Thatcher M. Brown went to Lawrenceville School and graduated from Yale in 1897. That same year he entered the banking house of Brown Brothers, and there he worked all the rest of his life. After a time he became a senior partner. He was a director of an amazingly long list of foreign insurance companies, and one of his activities was the supervision of their complicated investment problems in New York.

Besides being a banker, Thatcher was for many long years an Elder of the Madison Avenue Presbyterian Church, President of the Board of Directors of the Union Theological Seminary, and a member of the Board of Managers of the Presbyterian Hospital. To these responsibilities he brought a deep and intelligent interest and an extraordinary competence. His manner was wholly disarming, and he could preside over meetings of diverse and disparate personalities without hurting anyone’s feelings.
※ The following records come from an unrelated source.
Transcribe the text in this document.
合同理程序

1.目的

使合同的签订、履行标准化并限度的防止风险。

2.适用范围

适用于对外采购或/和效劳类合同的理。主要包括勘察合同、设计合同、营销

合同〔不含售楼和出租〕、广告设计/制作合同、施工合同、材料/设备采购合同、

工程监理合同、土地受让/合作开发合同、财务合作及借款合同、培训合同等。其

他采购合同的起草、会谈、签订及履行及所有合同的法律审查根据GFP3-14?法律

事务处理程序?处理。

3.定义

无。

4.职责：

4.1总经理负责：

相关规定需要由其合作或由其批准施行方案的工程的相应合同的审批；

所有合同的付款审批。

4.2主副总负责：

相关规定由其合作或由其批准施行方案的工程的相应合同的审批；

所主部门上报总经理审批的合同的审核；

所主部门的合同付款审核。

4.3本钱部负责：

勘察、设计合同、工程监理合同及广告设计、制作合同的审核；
This was, indeed, a wonderful gift that he had. He never seemed to impose his own opinion on anyone; but, when a discussion came to an end and the last word had been said, the action usually taken was what he had rather diffidently suggested at the outset.

He believed in God—not like the rest of us, in our spare time, but truly and profoundly. And this it was that led him to labor in the Lord’s vineyard—in the Church, and the Hospital, and the Seminary-—-and prompted men to follow him with confidence.

Thatcher was at the Century a great deal after his wife died; and he had developed there a characteristic circle of congenial friends who appreciated him and were exceedingly fond of him. He was warm-hearted and friendly. He seemed to glow with just plain goodness. The Lord made his face to shine upon him and was gracious unto him.